僕はずっと・・・遠くで見てたんだから・・・。」
青年はまた水槽の中で泳ぐ金魚を見ながら言った。
そんな青年の目はどこか寂しそうだった。
「あ・・・あの、名前は・・・?!」
ななせは青年を見つめた。
青年は金魚を眺めながら、静かに言った。
「・・・名前・・・か。
なんていうんだろうね・・・」
その言葉を聞いたななせは耳を疑った。
「名前・・・無い・・・の?」
青年は表情一つ変えずに淡々と話した。
「・・・異能者の中じゃあ・・・名前が無い人は
たくさんいるよ・・・。
主人である人間に名前をもらうケースが多いかな・・・。
でも僕は独り身だから、名前が無いんだ・・・。」
ななせは水槽に映る自分を眺めた。
「やっぱりあなた、異能者なんだ・・・。」
「うん・・・」
沈黙が流れ、気まずい雰囲気に包まれた。
青年はななせの格好を見て沈黙を破るように言った。
「・・・トレーナーになったんだね。」
「・・・うん。
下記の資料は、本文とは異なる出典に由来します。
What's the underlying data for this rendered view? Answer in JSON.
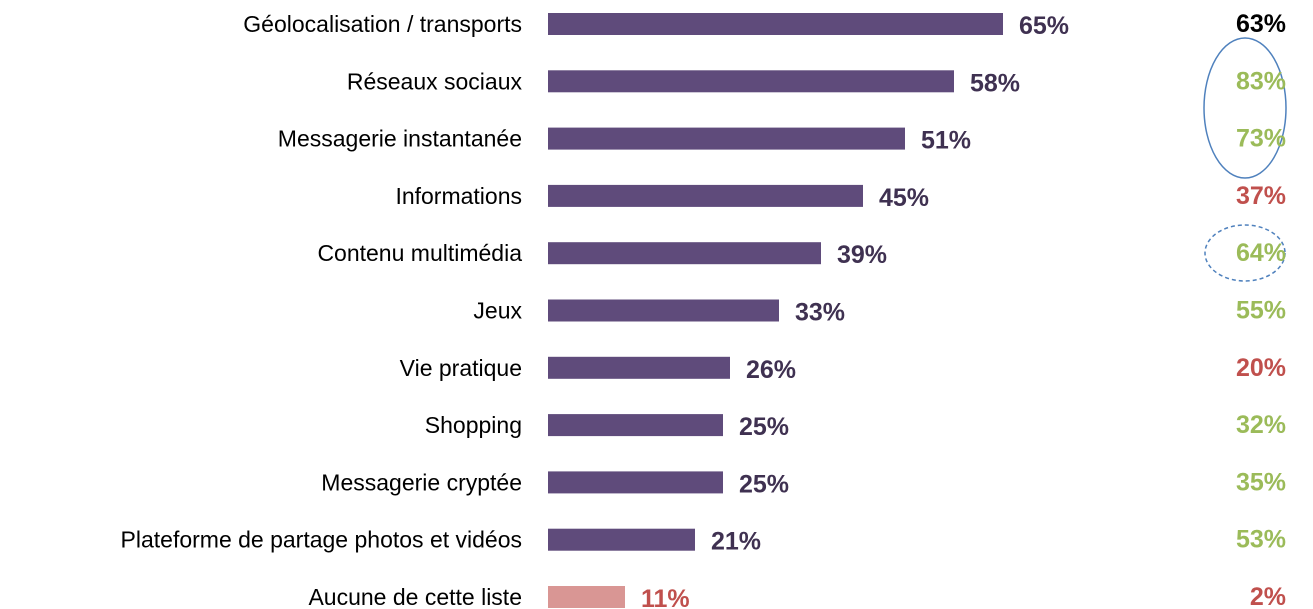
{
  "chart_data": {
    "type": "bar",
    "orientation": "horizontal",
    "categories": [
      "Géolocalisation / transports",
      "Réseaux sociaux",
      "Messagerie instantanée",
      "Informations",
      "Contenu multimédia",
      "Jeux",
      "Vie pratique",
      "Shopping",
      "Messagerie cryptée",
      "Plateforme de partage photos et vidéos",
      "Aucune de cette liste"
    ],
    "xlim": [
      0,
      100
    ],
    "series": [
      {
        "values": [
          65,
          58,
          51,
          45,
          39,
          33,
          26,
          25,
          25,
          21,
          11
        ],
        "value_labels": [
          "65%",
          "58%",
          "51%",
          "45%",
          "39%",
          "33%",
          "26%",
          "25%",
          "25%",
          "21%",
          "11%"
        ],
        "colors": [
          "#5f4b7b",
          "#5f4b7b",
          "#5f4b7b",
          "#5f4b7b",
          "#5f4b7b",
          "#5f4b7b",
          "#5f4b7b",
          "#5f4b7b",
          "#5f4b7b",
          "#5f4b7b",
          "#d99694"
        ],
        "label_colors": [
          "#3f3151",
          "#3f3151",
          "#3f3151",
          "#3f3151",
          "#3f3151",
          "#3f3151",
          "#3f3151",
          "#3f3151",
          "#3f3151",
          "#3f3151",
          "#c0504d"
        ]
      },
      {
        "values": [
          63,
          83,
          73,
          37,
          64,
          55,
          20,
          32,
          35,
          53,
          2
        ],
        "value_labels": [
          "63%",
          "83%",
          "73%",
          "37%",
          "64%",
          "55%",
          "20%",
          "32%",
          "35%",
          "53%",
          "2%"
        ],
        "label_colors": [
          "#000000",
          "#9bbb59",
          "#9bbb59",
          "#c0504d",
          "#9bbb59",
          "#9bbb59",
          "#c0504d",
          "#9bbb59",
          "#9bbb59",
          "#9bbb59",
          "#c0504d"
        ]
      }
    ]
  }
}
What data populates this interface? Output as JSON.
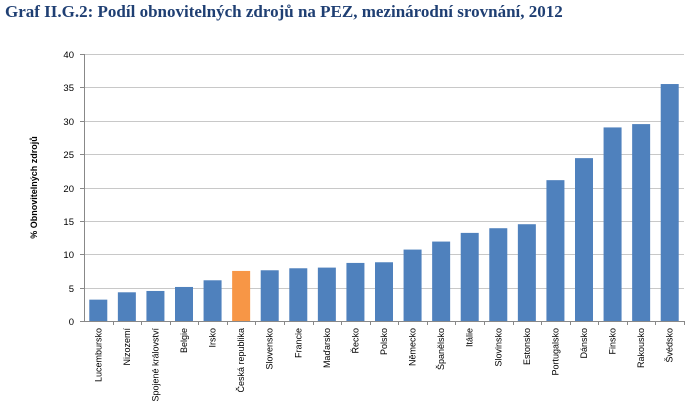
{
  "header": {
    "title": "Graf II.G.2: Podíl obnovitelných zdrojů na PEZ, mezinárodní srovnání, 2012"
  },
  "colors": {
    "bar": "#4f81bd",
    "highlight": "#f79646",
    "grid": "#c8c8c8",
    "title": "#1f3f73"
  },
  "chart_data": {
    "type": "bar",
    "title": "Graf II.G.2: Podíl obnovitelných zdrojů na PEZ, mezinárodní srovnání, 2012",
    "xlabel": "",
    "ylabel": "% Obnovitelných zdrojů",
    "ylim": [
      0,
      40
    ],
    "yticks": [
      0,
      5,
      10,
      15,
      20,
      25,
      30,
      35,
      40
    ],
    "grid": true,
    "categories": [
      "Lucembursko",
      "Nizozemí",
      "Spojené království",
      "Belgie",
      "Irsko",
      "Česká republika",
      "Slovensko",
      "Francie",
      "Maďarsko",
      "Řecko",
      "Polsko",
      "Německo",
      "Španělsko",
      "Itálie",
      "Slovinsko",
      "Estonsko",
      "Portugalsko",
      "Dánsko",
      "Finsko",
      "Rakousko",
      "Švédsko"
    ],
    "values": [
      3.2,
      4.3,
      4.5,
      5.1,
      6.1,
      7.5,
      7.6,
      7.9,
      8.0,
      8.7,
      8.8,
      10.7,
      11.9,
      13.2,
      13.9,
      14.5,
      21.1,
      24.4,
      29.0,
      29.5,
      35.5
    ],
    "highlight_category": "Česká republika"
  }
}
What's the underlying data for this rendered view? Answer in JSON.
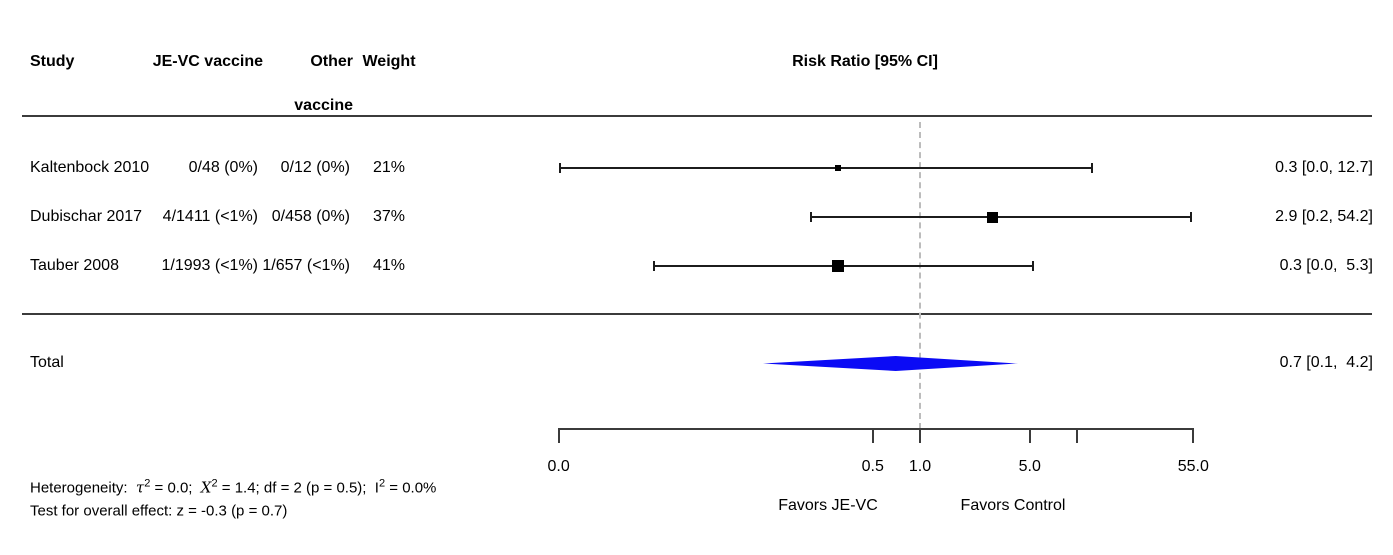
{
  "header": {
    "study": "Study",
    "je_vc": "JE-VC vaccine",
    "other_line1": "Other",
    "other_line2": "vaccine",
    "weight": "Weight",
    "risk_ratio": "Risk Ratio [95% CI]"
  },
  "rows": [
    {
      "study": "Kaltenbock 2010",
      "je_vc": "0/48 (0%)",
      "other": "0/12 (0%)",
      "weight": "21%",
      "rr_label": "0.3 [0.0, 12.7]"
    },
    {
      "study": "Dubischar 2017",
      "je_vc": "4/1411 (<1%)",
      "other": "0/458 (0%)",
      "weight": "37%",
      "rr_label": "2.9 [0.2, 54.2]"
    },
    {
      "study": "Tauber 2008",
      "je_vc": "1/1993 (<1%)",
      "other": "1/657 (<1%)",
      "weight": "41%",
      "rr_label": "0.3 [0.0,  5.3]"
    }
  ],
  "total": {
    "label": "Total",
    "rr_label": "0.7 [0.1,  4.2]"
  },
  "footer": {
    "lines": [
      {
        "parts": [
          {
            "t": "Heterogeneity:  "
          },
          {
            "t": "τ",
            "pm": true
          },
          {
            "sup": "2"
          },
          {
            "t": " = 0.0;  "
          },
          {
            "t": "Χ",
            "pm": true
          },
          {
            "sup": "2"
          },
          {
            "t": " = 1.4; df = 2 (p = 0.5);  I"
          },
          {
            "sup": "2"
          },
          {
            "t": " = 0.0%"
          }
        ]
      },
      {
        "parts": [
          {
            "t": "Test for overall effect: z = -0.3 (p = 0.7)"
          }
        ]
      }
    ]
  },
  "chart_data": {
    "type": "forest",
    "x_scale": "log",
    "columns": [
      "Study",
      "JE-VC vaccine",
      "Other vaccine",
      "Weight",
      "Risk Ratio [95% CI]"
    ],
    "axis": {
      "range": [
        0.005,
        55
      ],
      "ref_value": 1.0,
      "ticks": [
        {
          "value": 0.005,
          "label": "0.0"
        },
        {
          "value": 0.5,
          "label": "0.5"
        },
        {
          "value": 1.0,
          "label": "1.0"
        },
        {
          "value": 5.0,
          "label": "5.0"
        },
        {
          "value": 10.0,
          "label": ""
        },
        {
          "value": 55.0,
          "label": "55.0"
        }
      ]
    },
    "studies": [
      {
        "name": "Kaltenbock 2010",
        "jevc_events": "0/48 (0%)",
        "other_events": "0/12 (0%)",
        "weight_pct": 21,
        "rr": 0.3,
        "ci": [
          0.0,
          12.7
        ],
        "plot_ci": [
          0.005,
          12.7
        ]
      },
      {
        "name": "Dubischar 2017",
        "jevc_events": "4/1411 (<1%)",
        "other_events": "0/458 (0%)",
        "weight_pct": 37,
        "rr": 2.9,
        "ci": [
          0.2,
          54.2
        ],
        "plot_ci": [
          0.2,
          54.2
        ]
      },
      {
        "name": "Tauber 2008",
        "jevc_events": "1/1993 (<1%)",
        "other_events": "1/657 (<1%)",
        "weight_pct": 41,
        "rr": 0.3,
        "ci": [
          0.0,
          5.3
        ],
        "plot_ci": [
          0.02,
          5.3
        ]
      }
    ],
    "summary": {
      "label": "Total",
      "rr": 0.7,
      "ci": [
        0.1,
        4.2
      ],
      "color": "#0b0bf5"
    },
    "footer_labels": {
      "favors_left": "Favors JE-VC",
      "favors_right": "Favors Control"
    },
    "heterogeneity": {
      "tau2": 0.0,
      "chi2": 1.4,
      "df": 2,
      "p_het": 0.5,
      "i2_pct": 0.0,
      "z": -0.3,
      "p_overall": 0.7
    }
  }
}
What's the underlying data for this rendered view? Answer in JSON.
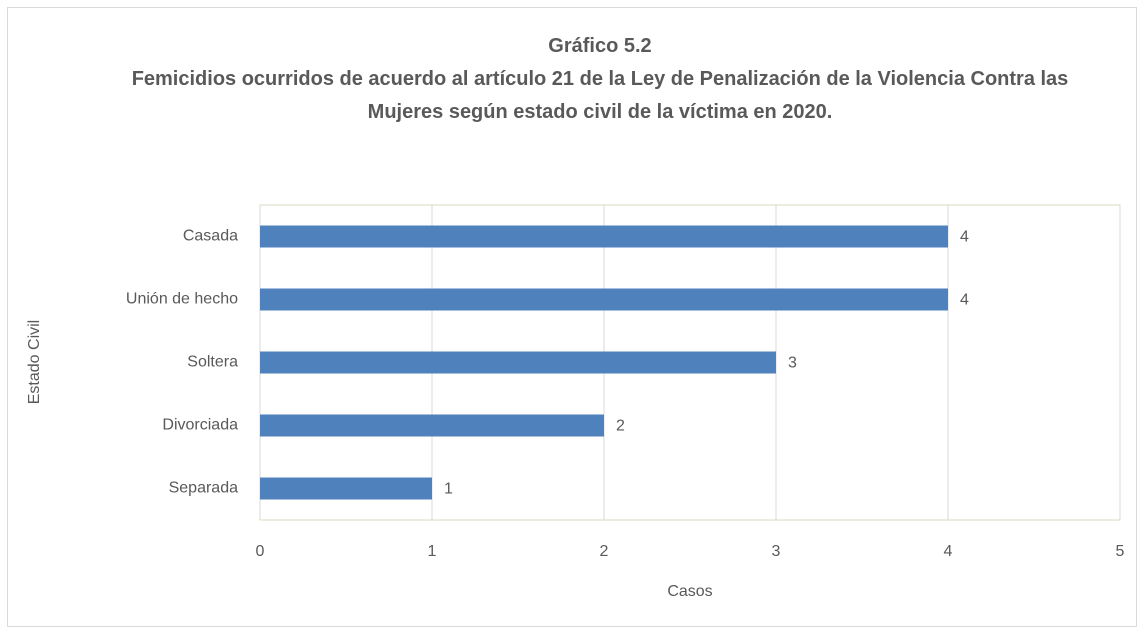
{
  "chart_data": {
    "type": "bar",
    "orientation": "horizontal",
    "title": "Gráfico 5.2",
    "subtitle": "Femicidios ocurridos de acuerdo al artículo 21 de la Ley de Penalización de la Violencia Contra las Mujeres según estado civil de la víctima en 2020.",
    "categories": [
      "Casada",
      "Unión de hecho",
      "Soltera",
      "Divorciada",
      "Separada"
    ],
    "values": [
      4,
      4,
      3,
      2,
      1
    ],
    "color": "#4f81bd",
    "xlim": [
      0,
      5
    ],
    "xticks": [
      0,
      1,
      2,
      3,
      4,
      5
    ],
    "grid": true,
    "xlabel": "Casos",
    "ylabel": "Estado Civil"
  }
}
」
度々 重なる沈黙。
1時間経ってもレンの治療は終わらなかった。
ななせは ソファーに座ってスケッチブックに絵を描く
青年の背中を見た。
ななせは迷っていた。
青年を仲間に誘おうと思っていたが、
青年は他の苦しんでいる異能者を
助ける活動をやっている、そう思うと
誘うのは止めた方がいいのか・・・と悩んでいた。
「悩んでるの・・・?」
青年は手を止めて振り返ってななせを見た。
「本当に私の心の中が分かっちゃうんだね・・・。」
ななせは苦笑いをして 青年を見た。
青年は目線を下げた。
「・・・なんでだろうね・・・。
君の事は昔から知っているんだけど・・・
君と過ごした事や、君と出会った事は
思い出せないんだ・・・。
ただ、君と君の名前を知っているだけなのに・・・
こんなに共鳴(シンクロ)しているとは
思わなかった・・・。」
「共鳴(シンクロ)・・・?」
「・・・なんでもない。」
青年はまたななせに背を向けて
絵を描きだした。
それ以降口を開かなくなった青年の背中を見つめて、
ななせはソファーに寝転び 仮眠をとった。